In the year 1872 Nöggerath published his book, written with flaming fiery zeal, entitled “Latent Gonorrhoea in the Female Sex.” In the most startling colours he depicted all the misery and distress which formed the wedding gift of the gonorrhoea-infected husband to his wife; when sowing his wild oats, such a husband is preparing for the crop by which his young wife’s happiness is destroyed, her health ruined, her life endangered, and her hopes of offspring annulled. While we may admit that Nöggerath’s motives were of the noblest, we cannot but wonder that the wickedness of the male sex has not yet entailed the destruction of the whole human race, overwhelmed as by a new fall of Sodom and Gomorrah.
Nöggerath maintained that 90% of men infected with gonorrhoea remained uncured; and that of the women married by men thus permanently infected with gonorrhoea, barely 10% remained free from the disease. It is gonorrhoeal infection, of which this author gives so gloomy a picture, which is, in his opinion, the principle cause of sterility in women. According to his observations, of 81 women thus infected, 49 remained absolutely sterile; only 31 became pregnant; 23 were delivered at full term, 3 had miscarriages, and 5 premature delivery.

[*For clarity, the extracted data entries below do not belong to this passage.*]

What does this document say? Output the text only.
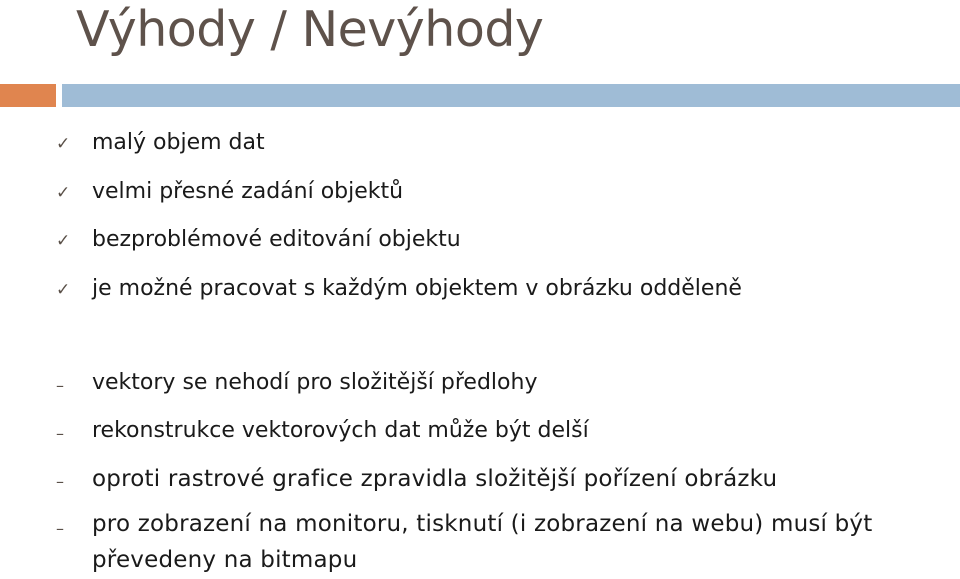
Výhody / Nevýhody
✓ malý objem dat
✓ velmi přesné zadání objektů
✓ bezproblémové editování objektu
✓ je možné pracovat s každým objektem v obrázku odděleně
– vektory se nehodí pro složitější předlohy
– rekonstrukce vektorových dat může být delší
– oproti rastrové grafice zpravidla složitější pořízení obrázku
– pro zobrazení na monitoru, tisknutí (i zobrazení na webu) musí být převedeny na bitmapu
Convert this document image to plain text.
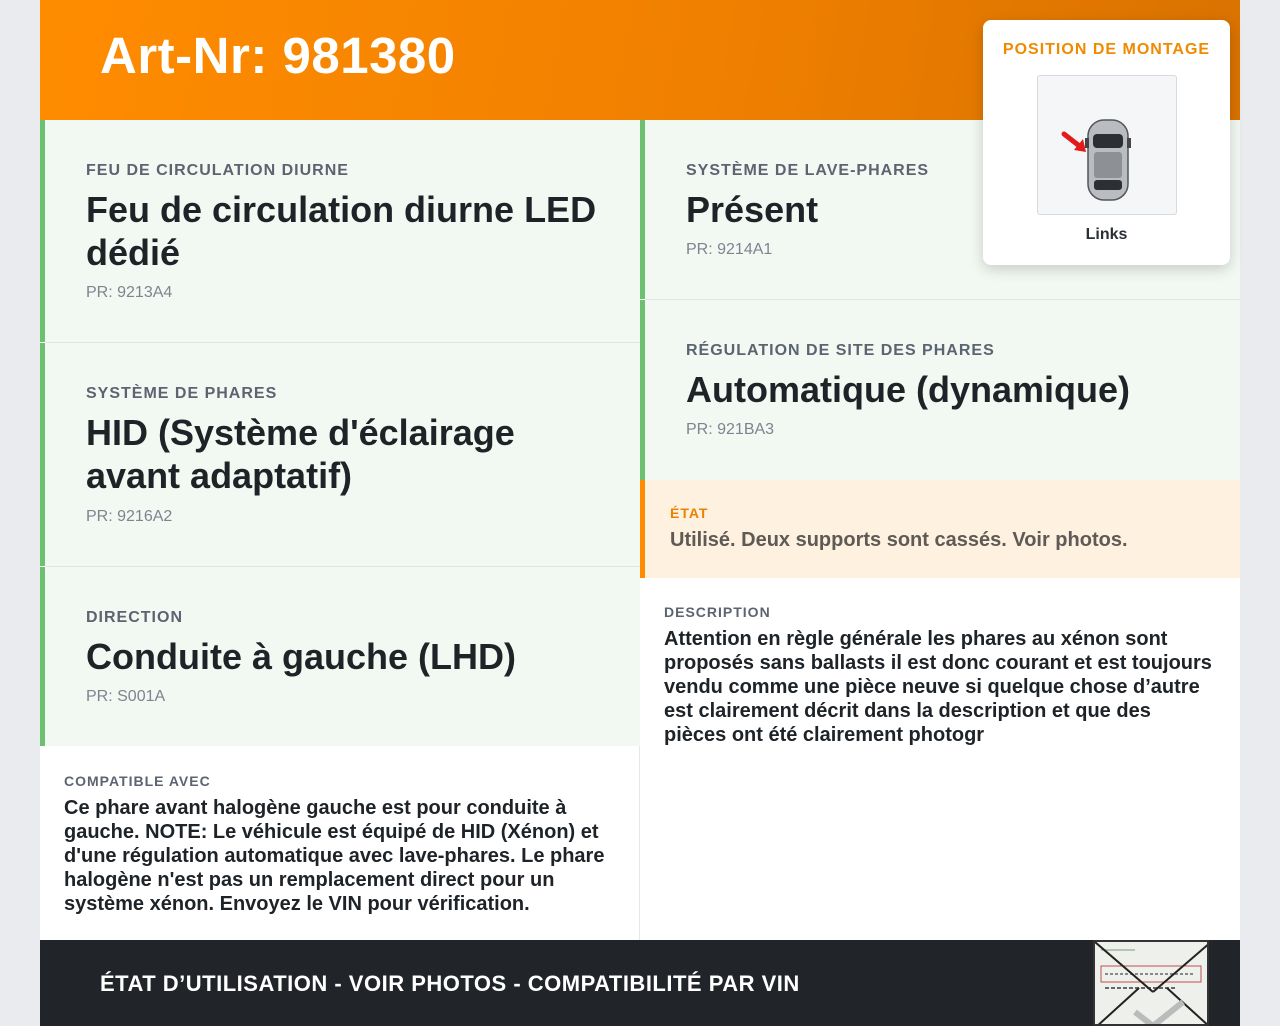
Art-Nr: 981380
FEU DE CIRCULATION DIURNE
Feu de circulation diurne LED
dédié
PR: 9213A4
SYSTÈME DE PHARES
HID (Système d'éclairage
avant adaptatif)
PR: 9216A2
DIRECTION
Conduite à gauche (LHD)
PR: S001A
SYSTÈME DE LAVE-PHARES
Présent
PR: 9214A1
RÉGULATION DE SITE DES PHARES
Automatique (dynamique)
PR: 921BA3
ÉTAT
Utilisé. Deux supports sont cassés. Voir photos.
COMPATIBLE AVEC
Ce phare avant halogène gauche est pour conduite à
gauche. NOTE: Le véhicule est équipé de HID (Xénon) et
d'une régulation automatique avec lave-phares. Le phare
halogène n'est pas un remplacement direct pour un
système xénon. Envoyez le VIN pour vérification.
DESCRIPTION
Attention en règle générale les phares au xénon sont
proposés sans ballasts il est donc courant et est toujours
vendu comme une pièce neuve si quelque chose d’autre
est clairement décrit dans la description et que des
pièces ont été clairement photogr
ÉTAT D’UTILISATION - VOIR PHOTOS - COMPATIBILITÉ PAR VIN
POSITION DE MONTAGE
Links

Thus, not so many as 1 in 3 of these women had a full-time child. Of the 23 who were delivered at full term, 12 never had more than 1 child each; 7 had 2 children each; 3 had 3 children each; 1 only had 4 children, the normal average fruit of healthy marriages. In all, the 81 women had only 39 children. If we take 4 to be the average number of the offspring of a healthy married pair, there was but one normal woman among the whole 81. Forty-nine were absolutely sterile; 11 of the remainder had 1 child, and did not again conceive during periods ranging from 3 to 18 years after the recorded delivery; thus there were 60 sterile women among 81.